Long cites the pencil-mustachioed John Waters as an inspiration and a recent interview with the controversial filmmaker comes to mind, in which he recalls a New York Times magazine cover featuring Jean-Michel Basquiat splashing paint on his Comme des Garçons suit as being the first radical suit moment. This image resonates with the James Long man’s spirit.

“When we see something too proper, if it scares us, we’re going to wreck it basically. That’s where the ruining, the destroying starts. If we see something and we’re like ‘Oh that’s not us, that’s terrifying, that’s not the menswear we’re trying to create,’ or if we look at it and we feel like we’ve seen that before, it’s ‘let’s change the silhouette’. As the head tutor of RCA always said, it’s about training your eye, that’s all there really is to it.”

Is perfection, say a tailored suit, something that scares him and his team? “We were talking about that the other day, it does have its own place. When it’s our own brand it has to be about what we we’re trying to do and what didn’t exist when I first started. If I’m honest yes, a tailored suit does scare me. I sort of see that as an older generation thing and that’s why we started this – I knew that people didn’t want to dress like that.”

“A tailored suit scares me. I see that as an older generation thing and that’s why we started this – I knew that people didn’t want to dress like that"

Other influences include Patti Smith, Edward Scissorhands, David Bowie and Kurt Cobain. “In every collection there’s a Kurt Cobain reference,” Long says. “There’s people that always make it on the board somehow. David Bowie always used to get on there somehow.” Sure enough, Kurt Cobain in striped top, red shades and torn jeans is striking a pose on the mood board.

Sportswear became a key element in the James Long look for a couple of seasons, with spring/summer 14 ushering in an ice-cool reincarnation. Zip-up mesh jackets, toggled hoodies and cycling tops came with lightweight, loose-fitting shorts. Horizontal-striped knits and crisp white shirts featured rows of woven plastic wire in black and royal blue. The sporting theme was then pushed into darker, more experimental territory for autumn/winter of the same year with loose-fit mesh joggers, sweatshirts with satin inserts and head-to- toe puckered and quilted tech fabrics in primary colours.

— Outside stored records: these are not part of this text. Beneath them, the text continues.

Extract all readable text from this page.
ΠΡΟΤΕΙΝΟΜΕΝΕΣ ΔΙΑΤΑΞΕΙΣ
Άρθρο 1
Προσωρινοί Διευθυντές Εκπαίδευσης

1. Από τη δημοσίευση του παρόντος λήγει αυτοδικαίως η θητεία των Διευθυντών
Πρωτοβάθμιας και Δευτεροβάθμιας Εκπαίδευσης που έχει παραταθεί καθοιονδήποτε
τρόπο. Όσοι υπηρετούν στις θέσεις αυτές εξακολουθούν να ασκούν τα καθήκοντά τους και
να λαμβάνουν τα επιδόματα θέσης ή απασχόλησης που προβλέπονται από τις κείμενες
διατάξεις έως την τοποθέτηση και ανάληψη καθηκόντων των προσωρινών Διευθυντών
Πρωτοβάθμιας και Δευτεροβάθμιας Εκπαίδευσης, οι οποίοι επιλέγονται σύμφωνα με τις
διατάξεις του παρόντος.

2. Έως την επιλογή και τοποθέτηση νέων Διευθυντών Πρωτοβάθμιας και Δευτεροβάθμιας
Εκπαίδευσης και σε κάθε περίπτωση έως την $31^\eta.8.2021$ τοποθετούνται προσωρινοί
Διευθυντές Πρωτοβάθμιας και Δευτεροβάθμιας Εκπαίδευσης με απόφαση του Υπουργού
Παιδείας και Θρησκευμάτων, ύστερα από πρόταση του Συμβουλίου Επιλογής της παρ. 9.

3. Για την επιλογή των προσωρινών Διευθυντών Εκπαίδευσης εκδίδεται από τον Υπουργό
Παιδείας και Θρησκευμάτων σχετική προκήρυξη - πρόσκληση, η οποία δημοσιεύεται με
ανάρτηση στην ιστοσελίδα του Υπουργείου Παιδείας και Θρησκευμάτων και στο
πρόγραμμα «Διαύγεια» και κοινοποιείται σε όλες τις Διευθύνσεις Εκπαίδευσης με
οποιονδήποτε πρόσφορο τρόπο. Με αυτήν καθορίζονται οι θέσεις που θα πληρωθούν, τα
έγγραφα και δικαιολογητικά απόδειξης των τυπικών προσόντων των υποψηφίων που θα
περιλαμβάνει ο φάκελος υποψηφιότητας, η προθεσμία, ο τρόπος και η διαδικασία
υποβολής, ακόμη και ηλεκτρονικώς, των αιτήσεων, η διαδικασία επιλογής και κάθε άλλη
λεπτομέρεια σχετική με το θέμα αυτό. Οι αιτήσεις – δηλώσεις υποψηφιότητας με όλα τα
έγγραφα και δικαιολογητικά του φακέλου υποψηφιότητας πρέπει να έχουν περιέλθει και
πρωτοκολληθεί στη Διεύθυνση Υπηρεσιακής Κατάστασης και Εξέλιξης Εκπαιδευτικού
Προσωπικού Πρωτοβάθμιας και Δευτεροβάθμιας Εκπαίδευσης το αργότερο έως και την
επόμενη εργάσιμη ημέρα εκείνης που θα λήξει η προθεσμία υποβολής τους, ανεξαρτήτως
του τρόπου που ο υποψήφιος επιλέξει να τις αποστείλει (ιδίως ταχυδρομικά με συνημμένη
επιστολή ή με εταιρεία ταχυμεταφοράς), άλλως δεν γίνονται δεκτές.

Skater boys and beach bums in worn-in denim strapped with primary-coloured tape, loose-fitting striped hoodies and socks and sliders followed for summer 2015, and for winter – the season hitting the shops right now – look out for grey marl joggers with blue paisley-style embroidery, panels of black mesh and strips of black haphazardly attached and wrapped around the leg, shearling on denim and leather jackets and jumpers undid from neckline to bicep – a feature to expect more of next summer.

With such an array of styles and fabrics, pinpointing singular influences is hard for Long. “Everything I do is so mashed up, a bit of this and that, denim, some Victorian frill, the spirit of the 60s mixed with the 90s, or embroidery with sports references from the 80s to make it new and modern. We try and make things modern, otherwise you’re just doing pastiche.”

What’s clear is that creating, designing, making – these things are a way of life for Long. He doesn’t seem to have an off switch. “It’s constant,” he admits. “But in a really great way.”